7. Skip to content

7. Install UniversalNER Locally

Warning

Requires the quantised NER/UniNER-7B-type model placed in the model folder.

7.1 Downloading a Quantised version of the model from HuggingFace

This HuggingFace repository holds a range of quantized UniversalNER Models. Any of these models can be downloaded, but make sure you download a model that your RAM can handle.

Download the smallest Quantised UniversalNER model from Huggingface
cd privfp-experiments
source .venv/bin/activate
huggingface-cli download yuuko-eth/UniNER-7B-all-GGUF UniversalNER-7B-all-Q4_0.gguf --local-dir ./models

Warning

You may need to change the universal_ner_path set in the ./src/config.py file.

7.2 Quantising the UniversalNER model yourself

The quantised model was created by cloning the llama.cpp repository and quantising the Universal-NER/UniNER-7B-type locally to q4_1.gguf format.

First you need to install the llama.cpp repo. You need to run the MAKE command to create essential directories.

Installing the Llama.cpp repo
git clone llama.cpp
cd llama.cpp
MAKE # If you got CPU 
MAKE CUBLAS=1 # If you got GPU

In the llamma.cpp repo you will need to create a python environment to install all the necessary requirements

Creating a Python Environment for the Llama Repository
cd llama.cpp
python3.9 -m venv .venv
source .venv/bin/activate
pip install -r requirements.txt

Next you need to download the UniversalNER model.
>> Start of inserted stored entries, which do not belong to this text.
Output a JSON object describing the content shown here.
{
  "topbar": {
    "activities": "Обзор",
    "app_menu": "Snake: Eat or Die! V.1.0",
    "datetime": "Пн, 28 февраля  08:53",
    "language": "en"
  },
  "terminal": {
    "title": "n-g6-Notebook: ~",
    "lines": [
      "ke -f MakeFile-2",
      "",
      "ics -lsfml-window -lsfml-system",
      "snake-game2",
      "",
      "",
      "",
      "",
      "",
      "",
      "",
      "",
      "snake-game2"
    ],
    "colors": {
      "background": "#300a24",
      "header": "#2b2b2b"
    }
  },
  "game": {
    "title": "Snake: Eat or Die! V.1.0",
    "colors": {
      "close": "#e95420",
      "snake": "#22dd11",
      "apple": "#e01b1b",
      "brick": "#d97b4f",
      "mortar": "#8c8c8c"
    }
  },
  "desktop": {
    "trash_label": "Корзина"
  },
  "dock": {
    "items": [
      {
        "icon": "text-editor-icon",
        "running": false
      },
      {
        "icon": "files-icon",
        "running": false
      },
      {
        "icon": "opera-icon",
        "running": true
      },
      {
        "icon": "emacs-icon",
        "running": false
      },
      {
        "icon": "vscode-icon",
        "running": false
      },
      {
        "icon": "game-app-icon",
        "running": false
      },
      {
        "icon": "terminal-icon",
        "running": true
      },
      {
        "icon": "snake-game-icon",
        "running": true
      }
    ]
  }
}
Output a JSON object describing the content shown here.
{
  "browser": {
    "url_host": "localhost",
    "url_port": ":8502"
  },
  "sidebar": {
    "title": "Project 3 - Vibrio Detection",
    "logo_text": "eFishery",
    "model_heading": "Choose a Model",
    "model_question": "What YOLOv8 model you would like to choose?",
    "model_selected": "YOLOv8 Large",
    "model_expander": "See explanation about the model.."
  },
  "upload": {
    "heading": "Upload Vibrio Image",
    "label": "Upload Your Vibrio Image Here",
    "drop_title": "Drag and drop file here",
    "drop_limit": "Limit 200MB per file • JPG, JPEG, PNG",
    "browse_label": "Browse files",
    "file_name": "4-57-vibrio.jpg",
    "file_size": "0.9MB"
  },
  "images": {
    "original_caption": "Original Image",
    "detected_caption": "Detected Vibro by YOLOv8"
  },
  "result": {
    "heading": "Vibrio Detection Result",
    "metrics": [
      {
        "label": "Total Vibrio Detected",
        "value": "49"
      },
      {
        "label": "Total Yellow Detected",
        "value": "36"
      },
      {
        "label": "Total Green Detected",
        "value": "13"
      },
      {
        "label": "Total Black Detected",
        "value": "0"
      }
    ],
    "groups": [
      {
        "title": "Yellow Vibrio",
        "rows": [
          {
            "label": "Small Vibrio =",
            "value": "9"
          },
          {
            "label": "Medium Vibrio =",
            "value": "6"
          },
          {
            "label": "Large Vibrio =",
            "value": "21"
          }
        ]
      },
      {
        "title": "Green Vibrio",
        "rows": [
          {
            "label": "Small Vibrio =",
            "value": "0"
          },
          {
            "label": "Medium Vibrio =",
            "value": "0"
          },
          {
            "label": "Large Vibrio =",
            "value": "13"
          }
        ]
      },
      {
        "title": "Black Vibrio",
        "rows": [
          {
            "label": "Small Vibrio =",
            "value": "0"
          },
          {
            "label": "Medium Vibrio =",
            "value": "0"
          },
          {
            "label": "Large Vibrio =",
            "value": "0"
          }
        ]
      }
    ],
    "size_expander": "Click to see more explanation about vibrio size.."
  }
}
Download UniversalNER from HuggingFace
pip install transformers datasets sentencepiece
huggingface-cli download Universal-NER/UniNER-7B-type --local-dir models

Next you will convert the model into a 32 floating point size.

Convert UniversalNER model to f32 accuracy
python convert.py ./models

Then you convert the f32 point to a q4_1 bit of accuracy.

Converting UniversalNER f32 to q4_1 accuracy
./quantize models/ggml-model-f32.gguf models/quantized_q4_1.gguf q4_1

This quantized model is located in the quantize models folders. This model can then be transderred to our repo's ./model folder.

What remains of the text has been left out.